As implemented, POWERCYCLE takes precedence over POWEROFF which takes precedence over HALT which takes precedence over AUTOBOOT, unless autoboot fails, in which case we halt. It isn't documented that this should be the case, and I only implemented it this way because I wanted the ability to have the thing that power cycles fail and then have it reboot or possibly power off. Though the system call can handle all these possibilities, I'm not sure the variations on halt/reboot/shutdown can specify this much nuance (though the fallback to reboot or halt is possible, not sure that you can power cycle with a fallback to power off.

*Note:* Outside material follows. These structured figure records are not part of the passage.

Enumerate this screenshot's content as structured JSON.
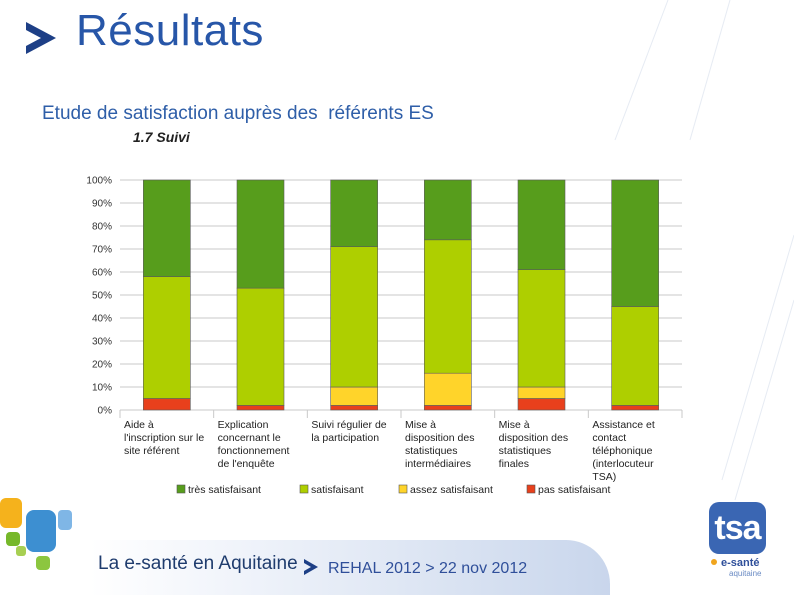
{
  "header": {
    "title": "Résultats",
    "subtitle": "Etude de satisfaction auprès des  référents ES",
    "section": "1.7   Suivi",
    "chevron_icon": "chevron-right-icon",
    "accent_color": "#2756a8"
  },
  "chart_data": {
    "type": "bar",
    "stacked": true,
    "categories": [
      [
        "Aide à",
        "l'inscription sur le",
        "site référent"
      ],
      [
        "Explication",
        "concernant le",
        "fonctionnement",
        "de l'enquête"
      ],
      [
        "Suivi régulier de",
        "la participation"
      ],
      [
        "Mise à",
        "disposition des",
        "statistiques",
        "intermédiaires"
      ],
      [
        "Mise à",
        "disposition des",
        "statistiques",
        "finales"
      ],
      [
        "Assistance et",
        "contact",
        "téléphonique",
        "(interlocuteur",
        "TSA)"
      ]
    ],
    "series": [
      {
        "name": "pas satisfaisant",
        "color": "#e8401c",
        "values": [
          5,
          2,
          2,
          2,
          5,
          2
        ]
      },
      {
        "name": "assez satisfaisant",
        "color": "#ffd42a",
        "values": [
          0,
          0,
          8,
          14,
          5,
          0
        ]
      },
      {
        "name": "satisfaisant",
        "color": "#aecf00",
        "values": [
          53,
          51,
          61,
          58,
          51,
          43
        ]
      },
      {
        "name": "très satisfaisant",
        "color": "#579d1c",
        "values": [
          42,
          47,
          29,
          26,
          39,
          55
        ]
      }
    ],
    "legend_order": [
      "très satisfaisant",
      "satisfaisant",
      "assez satisfaisant",
      "pas satisfaisant"
    ],
    "y_ticks": [
      "0%",
      "10%",
      "20%",
      "30%",
      "40%",
      "50%",
      "60%",
      "70%",
      "80%",
      "90%",
      "100%"
    ],
    "ylim": [
      0,
      100
    ],
    "grid": true,
    "legend_position": "bottom"
  },
  "footer": {
    "brand": "La e-santé en Aquitaine",
    "event": "REHAL 2012 > 22 nov 2012",
    "logo_text": "tsa",
    "logo_line1": "e-santé",
    "logo_line2": "aquitaine"
  }
}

Having said that, I'm cool with an enum thing, but didn't recall that SYSCTL_PROC settings actually could be tuneables. That would make it easier to use, perhaps (assuming we spell power-off and power-cycle either both with or both without - and allow both forms), but this is a rare enough case I worry about too much polish getting in the way. So I'm inclined to push back a little to see how important you think your proposed interface is....

jhb added a comment.Nov 13 2017, 9:17 PM
In D13042#271835, @imp wrote:
In D13042#271831, @jhb wrote:

This is probably fine. You could also perhaps have a variant of kib@'s suggestion that takes a string: kern.panic_shutdown = {"reboot", "poweroff", "power-cycle"}. Internally you would store it as a simple int / enum, but use a SYSCTL_PROC to map strings to the internal values. This also means you can't set both RB_POWEROFF and RB_POWERCYCLE (which the current patch lets you do) for which the behavior isn't clear (which one has precedence, etc.?)

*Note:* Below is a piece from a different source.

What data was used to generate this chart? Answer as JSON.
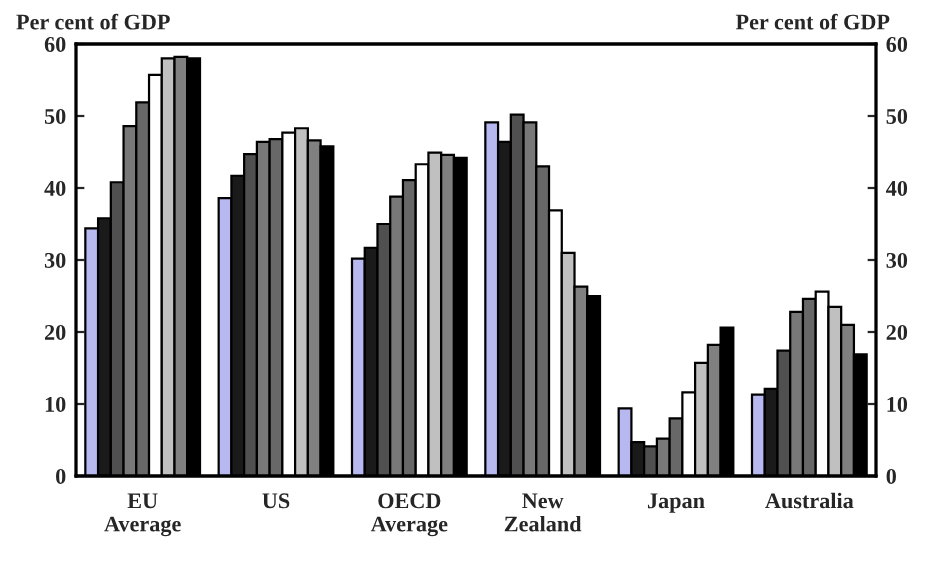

As implemented, POWERCYCLE takes precedence over POWEROFF which takes precedence over HALT which takes precedence over AUTOBOOT, unless autoboot fails, in which case we halt. It isn't documented that this should be the case, and I only implemented it this way because I wanted the ability to have the thing that power cycles fail and then have it reboot or possibly power off. Though the system call can handle all these possibilities, I'm not sure the variations on halt/reboot/shutdown can specify this much nuance (though the fallback to reboot or halt is possible, not sure that you can power cycle with a fallback to power off.
Having said that, I'm cool with an enum thing, but didn't recall that SYSCTL_PROC settings actually could be tuneables. That would make it easier to use, perhaps (assuming we spell power-off and power-cycle either both with or both without - and allow both forms), but this is a rare enough case I worry about too much polish getting in the way. So I'm inclined to push back a little to see how important you think your proposed interface is....

With the changes Hans made to invoke the sysctl node handler for CTLFLAG_TUN, SYSCTL_PROC should work fine. We also have other tri-state type nodes that accept an integer and define their meaning in the description available via 'sysctl -d' (e.g. vfs.timestamp_precision). I think an enum is probably simpler for an admin to wrap their head around.

imp added a comment.Nov 13 2017, 10:59 PM

OK. I'm going to push this in as-is, since I've tested it and an confident.
I'll also make it an enum in a future commit.
And do that via a sysctl API that lets one define ENUMs with fixed mapping like this, including tunable support.

This revision was automatically updated to reflect the committed changes.